The program for displaying images  is a python script which will only ever display one image - an image called "showthis.png".   The program loads this when it starts, then waits for the trigger button to be pressed before displaying it one column at a time  on the pixel string.  Once it has been displayed it will be re-loaded.  This provides a simple way to  change the image to be displayed - rename or copy the one you want to display to "showthis.png" and press the trigger once to 'flush out' the old image, and load the new one.

Generating Images

Not a lot of point having this if you have nothing to display.  I use a vector drawing program such as Inkscape on Windows or Linux machines, Draw+ or Vector on RISCOS systems and then either screen grab the bit I want or export the drawing as a bitmap.  In either case, the result is a bitmap image that can then be resized so that it is 144 pixels high (because that's how many pixels are in the LED string) and uploaded to the Pi Zero via WiFi.



Sunday 10 February 2019

PiFi gets a Pi-3

Having noted the speed improvement upgrading from a Pi B to a Pi 2, it seemed worthwhile to see what improvement a Pi 3 would make.   The performance of this was quite usable with a Pi model B and much quicker with a Pi 2. Now, with a Pi3, the response is very slick indeed.  I can't tell if the slight delay in updating the server's web page is down to the server or the browser. 

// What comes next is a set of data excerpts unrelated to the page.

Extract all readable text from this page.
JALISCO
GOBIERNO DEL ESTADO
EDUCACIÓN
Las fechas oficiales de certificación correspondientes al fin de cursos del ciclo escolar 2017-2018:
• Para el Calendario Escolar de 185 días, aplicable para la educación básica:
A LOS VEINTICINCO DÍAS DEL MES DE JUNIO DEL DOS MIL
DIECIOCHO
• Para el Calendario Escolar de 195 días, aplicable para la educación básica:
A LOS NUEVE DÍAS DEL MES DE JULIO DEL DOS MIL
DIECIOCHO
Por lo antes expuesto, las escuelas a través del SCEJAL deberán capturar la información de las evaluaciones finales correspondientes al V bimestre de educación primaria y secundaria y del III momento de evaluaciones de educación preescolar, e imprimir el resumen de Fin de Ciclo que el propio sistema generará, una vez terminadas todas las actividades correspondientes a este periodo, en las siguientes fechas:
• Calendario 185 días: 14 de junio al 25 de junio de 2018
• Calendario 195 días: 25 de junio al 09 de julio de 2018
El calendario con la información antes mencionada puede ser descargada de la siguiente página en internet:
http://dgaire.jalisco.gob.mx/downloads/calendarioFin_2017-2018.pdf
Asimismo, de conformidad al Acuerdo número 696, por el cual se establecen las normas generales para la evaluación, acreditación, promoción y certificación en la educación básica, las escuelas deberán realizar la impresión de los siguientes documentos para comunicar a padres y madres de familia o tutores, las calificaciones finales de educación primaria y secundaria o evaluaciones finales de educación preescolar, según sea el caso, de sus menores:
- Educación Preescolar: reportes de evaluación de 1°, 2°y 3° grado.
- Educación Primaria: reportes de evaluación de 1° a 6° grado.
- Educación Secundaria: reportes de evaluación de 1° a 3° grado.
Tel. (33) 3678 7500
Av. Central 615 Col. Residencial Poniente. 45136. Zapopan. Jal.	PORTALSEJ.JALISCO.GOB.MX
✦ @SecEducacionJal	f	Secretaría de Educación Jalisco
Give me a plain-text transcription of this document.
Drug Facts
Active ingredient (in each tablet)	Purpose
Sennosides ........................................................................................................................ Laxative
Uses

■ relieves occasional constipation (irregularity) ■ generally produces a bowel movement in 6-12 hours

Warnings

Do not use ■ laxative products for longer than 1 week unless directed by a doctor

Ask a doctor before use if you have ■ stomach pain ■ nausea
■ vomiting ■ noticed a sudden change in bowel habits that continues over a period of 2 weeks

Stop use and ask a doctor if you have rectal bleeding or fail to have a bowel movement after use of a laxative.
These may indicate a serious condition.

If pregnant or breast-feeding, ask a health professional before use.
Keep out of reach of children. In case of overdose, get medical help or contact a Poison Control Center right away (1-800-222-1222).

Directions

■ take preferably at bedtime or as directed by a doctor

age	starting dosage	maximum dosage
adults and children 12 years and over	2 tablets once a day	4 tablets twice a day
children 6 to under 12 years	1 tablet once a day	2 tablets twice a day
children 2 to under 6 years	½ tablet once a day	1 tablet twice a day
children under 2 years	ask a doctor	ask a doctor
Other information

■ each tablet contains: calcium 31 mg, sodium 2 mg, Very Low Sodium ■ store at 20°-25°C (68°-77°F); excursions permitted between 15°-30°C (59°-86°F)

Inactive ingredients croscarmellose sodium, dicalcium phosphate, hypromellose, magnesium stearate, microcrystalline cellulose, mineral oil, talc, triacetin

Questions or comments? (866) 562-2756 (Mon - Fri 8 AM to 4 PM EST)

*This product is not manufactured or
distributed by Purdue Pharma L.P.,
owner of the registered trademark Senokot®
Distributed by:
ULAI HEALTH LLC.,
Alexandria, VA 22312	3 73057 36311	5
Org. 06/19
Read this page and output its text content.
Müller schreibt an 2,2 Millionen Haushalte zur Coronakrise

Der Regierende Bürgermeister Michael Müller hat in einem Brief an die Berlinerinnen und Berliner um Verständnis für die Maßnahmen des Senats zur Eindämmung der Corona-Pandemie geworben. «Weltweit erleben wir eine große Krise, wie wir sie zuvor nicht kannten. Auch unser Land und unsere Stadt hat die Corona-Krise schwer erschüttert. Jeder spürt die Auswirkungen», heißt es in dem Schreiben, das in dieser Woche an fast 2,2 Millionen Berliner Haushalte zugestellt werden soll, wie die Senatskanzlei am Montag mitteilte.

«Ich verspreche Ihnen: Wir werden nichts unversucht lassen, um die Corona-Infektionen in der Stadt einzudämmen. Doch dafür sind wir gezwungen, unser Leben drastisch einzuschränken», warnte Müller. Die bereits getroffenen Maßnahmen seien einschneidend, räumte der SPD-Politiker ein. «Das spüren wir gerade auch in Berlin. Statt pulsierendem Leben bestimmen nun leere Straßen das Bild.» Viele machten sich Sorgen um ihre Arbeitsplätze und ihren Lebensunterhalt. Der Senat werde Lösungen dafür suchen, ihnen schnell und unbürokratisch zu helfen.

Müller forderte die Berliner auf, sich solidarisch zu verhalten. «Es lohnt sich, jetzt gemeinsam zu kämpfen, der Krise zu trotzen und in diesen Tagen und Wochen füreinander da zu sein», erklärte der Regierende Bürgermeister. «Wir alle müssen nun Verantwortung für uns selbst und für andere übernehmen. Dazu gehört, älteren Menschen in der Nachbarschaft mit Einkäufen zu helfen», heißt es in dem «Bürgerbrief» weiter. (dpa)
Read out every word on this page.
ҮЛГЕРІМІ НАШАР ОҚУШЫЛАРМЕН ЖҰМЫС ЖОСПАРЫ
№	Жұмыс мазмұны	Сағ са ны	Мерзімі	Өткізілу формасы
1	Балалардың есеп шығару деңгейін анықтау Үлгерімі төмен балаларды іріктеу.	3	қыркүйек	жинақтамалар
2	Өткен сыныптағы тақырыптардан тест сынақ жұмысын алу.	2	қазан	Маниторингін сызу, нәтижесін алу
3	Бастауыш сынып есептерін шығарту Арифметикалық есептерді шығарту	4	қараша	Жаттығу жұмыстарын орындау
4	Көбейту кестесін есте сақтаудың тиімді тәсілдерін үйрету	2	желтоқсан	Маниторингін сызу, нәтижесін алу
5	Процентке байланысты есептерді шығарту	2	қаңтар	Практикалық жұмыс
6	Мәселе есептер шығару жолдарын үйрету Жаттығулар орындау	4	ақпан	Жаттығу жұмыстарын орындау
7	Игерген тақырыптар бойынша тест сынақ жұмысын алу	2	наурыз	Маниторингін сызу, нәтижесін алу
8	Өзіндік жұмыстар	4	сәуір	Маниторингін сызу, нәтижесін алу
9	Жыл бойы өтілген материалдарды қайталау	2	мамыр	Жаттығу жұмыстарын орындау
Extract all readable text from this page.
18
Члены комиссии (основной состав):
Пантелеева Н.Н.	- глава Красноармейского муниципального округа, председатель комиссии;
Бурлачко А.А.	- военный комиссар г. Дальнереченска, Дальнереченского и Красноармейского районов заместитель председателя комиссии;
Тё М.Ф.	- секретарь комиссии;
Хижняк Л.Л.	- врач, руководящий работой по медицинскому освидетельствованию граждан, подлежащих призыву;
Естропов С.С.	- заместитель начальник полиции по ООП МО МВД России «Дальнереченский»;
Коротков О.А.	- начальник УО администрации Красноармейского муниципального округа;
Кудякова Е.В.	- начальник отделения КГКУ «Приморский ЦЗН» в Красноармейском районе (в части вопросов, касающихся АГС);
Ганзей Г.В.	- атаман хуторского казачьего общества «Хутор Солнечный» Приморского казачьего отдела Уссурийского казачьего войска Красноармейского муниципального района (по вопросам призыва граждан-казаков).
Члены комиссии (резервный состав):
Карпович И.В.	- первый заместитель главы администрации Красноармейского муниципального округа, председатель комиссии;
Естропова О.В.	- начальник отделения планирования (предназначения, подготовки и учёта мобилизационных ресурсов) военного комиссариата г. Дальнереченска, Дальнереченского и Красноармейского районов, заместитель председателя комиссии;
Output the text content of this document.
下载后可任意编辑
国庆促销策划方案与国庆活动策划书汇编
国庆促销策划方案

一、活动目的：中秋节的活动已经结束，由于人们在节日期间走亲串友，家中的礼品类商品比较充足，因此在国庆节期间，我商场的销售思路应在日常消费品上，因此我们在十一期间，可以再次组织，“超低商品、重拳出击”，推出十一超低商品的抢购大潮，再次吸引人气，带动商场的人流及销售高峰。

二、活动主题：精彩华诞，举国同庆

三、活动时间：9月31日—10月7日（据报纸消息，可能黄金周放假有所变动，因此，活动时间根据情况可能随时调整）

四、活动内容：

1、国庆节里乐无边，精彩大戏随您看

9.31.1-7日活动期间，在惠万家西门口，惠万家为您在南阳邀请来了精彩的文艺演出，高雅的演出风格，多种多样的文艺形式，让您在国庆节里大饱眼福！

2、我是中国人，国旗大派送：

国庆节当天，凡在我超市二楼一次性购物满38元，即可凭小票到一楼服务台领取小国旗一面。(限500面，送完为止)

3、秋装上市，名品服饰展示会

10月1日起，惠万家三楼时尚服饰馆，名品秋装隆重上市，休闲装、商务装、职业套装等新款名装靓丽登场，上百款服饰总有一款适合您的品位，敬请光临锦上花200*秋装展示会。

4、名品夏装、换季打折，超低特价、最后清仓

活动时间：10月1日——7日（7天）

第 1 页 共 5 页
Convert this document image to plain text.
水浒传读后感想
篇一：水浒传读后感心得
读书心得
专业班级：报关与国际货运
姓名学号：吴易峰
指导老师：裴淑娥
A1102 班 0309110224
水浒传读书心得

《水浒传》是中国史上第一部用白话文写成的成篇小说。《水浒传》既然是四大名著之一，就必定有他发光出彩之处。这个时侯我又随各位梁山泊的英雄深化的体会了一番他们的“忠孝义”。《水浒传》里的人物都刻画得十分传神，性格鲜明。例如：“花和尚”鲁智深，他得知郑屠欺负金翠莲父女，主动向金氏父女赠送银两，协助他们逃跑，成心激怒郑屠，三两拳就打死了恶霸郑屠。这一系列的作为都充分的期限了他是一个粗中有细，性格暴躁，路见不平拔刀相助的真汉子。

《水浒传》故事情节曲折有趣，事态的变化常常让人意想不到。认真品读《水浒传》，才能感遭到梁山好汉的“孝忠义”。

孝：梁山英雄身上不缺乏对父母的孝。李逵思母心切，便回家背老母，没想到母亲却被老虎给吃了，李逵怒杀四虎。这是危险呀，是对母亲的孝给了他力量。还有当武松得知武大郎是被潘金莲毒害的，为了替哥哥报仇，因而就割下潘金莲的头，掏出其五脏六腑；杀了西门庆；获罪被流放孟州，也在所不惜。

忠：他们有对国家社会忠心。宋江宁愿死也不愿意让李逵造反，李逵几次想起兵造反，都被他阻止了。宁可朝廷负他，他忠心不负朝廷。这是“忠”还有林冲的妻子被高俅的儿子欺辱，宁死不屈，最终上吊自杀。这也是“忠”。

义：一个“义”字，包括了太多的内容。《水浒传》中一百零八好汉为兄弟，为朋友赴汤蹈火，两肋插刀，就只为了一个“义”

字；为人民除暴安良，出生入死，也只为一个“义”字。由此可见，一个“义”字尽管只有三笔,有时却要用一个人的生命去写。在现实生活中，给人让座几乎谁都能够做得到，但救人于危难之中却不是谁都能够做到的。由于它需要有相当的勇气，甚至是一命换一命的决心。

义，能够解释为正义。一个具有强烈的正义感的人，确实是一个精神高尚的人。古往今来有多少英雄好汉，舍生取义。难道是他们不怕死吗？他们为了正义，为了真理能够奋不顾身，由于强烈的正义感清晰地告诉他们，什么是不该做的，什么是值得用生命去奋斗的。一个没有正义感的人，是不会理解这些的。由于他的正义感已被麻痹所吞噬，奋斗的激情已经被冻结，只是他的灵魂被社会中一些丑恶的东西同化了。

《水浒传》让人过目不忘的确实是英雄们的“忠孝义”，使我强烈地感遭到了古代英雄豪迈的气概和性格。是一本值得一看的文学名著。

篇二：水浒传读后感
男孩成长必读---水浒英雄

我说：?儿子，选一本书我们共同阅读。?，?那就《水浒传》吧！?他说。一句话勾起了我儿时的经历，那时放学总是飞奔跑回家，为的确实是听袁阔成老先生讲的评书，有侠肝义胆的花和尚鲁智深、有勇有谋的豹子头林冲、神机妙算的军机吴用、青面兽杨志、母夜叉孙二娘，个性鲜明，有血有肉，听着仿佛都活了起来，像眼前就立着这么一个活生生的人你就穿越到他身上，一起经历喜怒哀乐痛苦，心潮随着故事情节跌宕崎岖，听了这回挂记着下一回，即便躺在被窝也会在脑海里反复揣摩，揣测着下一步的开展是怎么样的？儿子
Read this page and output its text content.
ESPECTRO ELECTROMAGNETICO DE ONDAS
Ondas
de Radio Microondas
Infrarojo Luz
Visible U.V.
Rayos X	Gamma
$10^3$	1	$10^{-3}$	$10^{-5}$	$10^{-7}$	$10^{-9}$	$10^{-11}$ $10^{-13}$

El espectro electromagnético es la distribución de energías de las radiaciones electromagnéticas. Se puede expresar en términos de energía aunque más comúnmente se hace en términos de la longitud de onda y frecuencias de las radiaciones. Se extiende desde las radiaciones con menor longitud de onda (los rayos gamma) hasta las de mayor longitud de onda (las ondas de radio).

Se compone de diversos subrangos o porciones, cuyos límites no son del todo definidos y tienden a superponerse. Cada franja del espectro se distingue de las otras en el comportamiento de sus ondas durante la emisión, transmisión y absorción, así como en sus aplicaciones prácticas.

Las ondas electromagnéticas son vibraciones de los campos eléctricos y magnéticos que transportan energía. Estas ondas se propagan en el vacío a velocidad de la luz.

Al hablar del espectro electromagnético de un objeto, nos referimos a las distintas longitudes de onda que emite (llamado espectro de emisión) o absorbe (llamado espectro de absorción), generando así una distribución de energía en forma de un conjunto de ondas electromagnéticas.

At the same time, I thought I'd see how another DAC board behaved, since they're hardly prohibitively expensive.  This time, I've gone back to HiFiBerry, with their DAC+ PRO.  Sounds excellent to my ears, and a bargain at £32 or so, but then so did the IQ Audio Pi DAC+ previously used so I can heartily recommend either of those to anyone wanting to build a Raspberry Pi based audio player. 

Final change is the addition of a small DC-DC converter so that it can be run from a 12V supply.  It's the little board you can see nearly edge-on to the right of the green button.  I have lots of 12V supplies, so this is a good way to put one of them to good use.   The converter is a little board based on the MP1584 chip.  It works at 1.5MHz so can be very tiny and still have very little ripple, and claims to be good for 3A, though I wouldn't want to run it at that current for long. I took a gamble of buying a lot of 10 of these, (which worked out at <50p each!) from China.  I've used several of them now, and so far they have all worked. They seem to be a good option for powering a Raspberry Pi Zero from batteries - I'll be posting something about that soon. No, really, I made a new-year resolution to update this blog more often.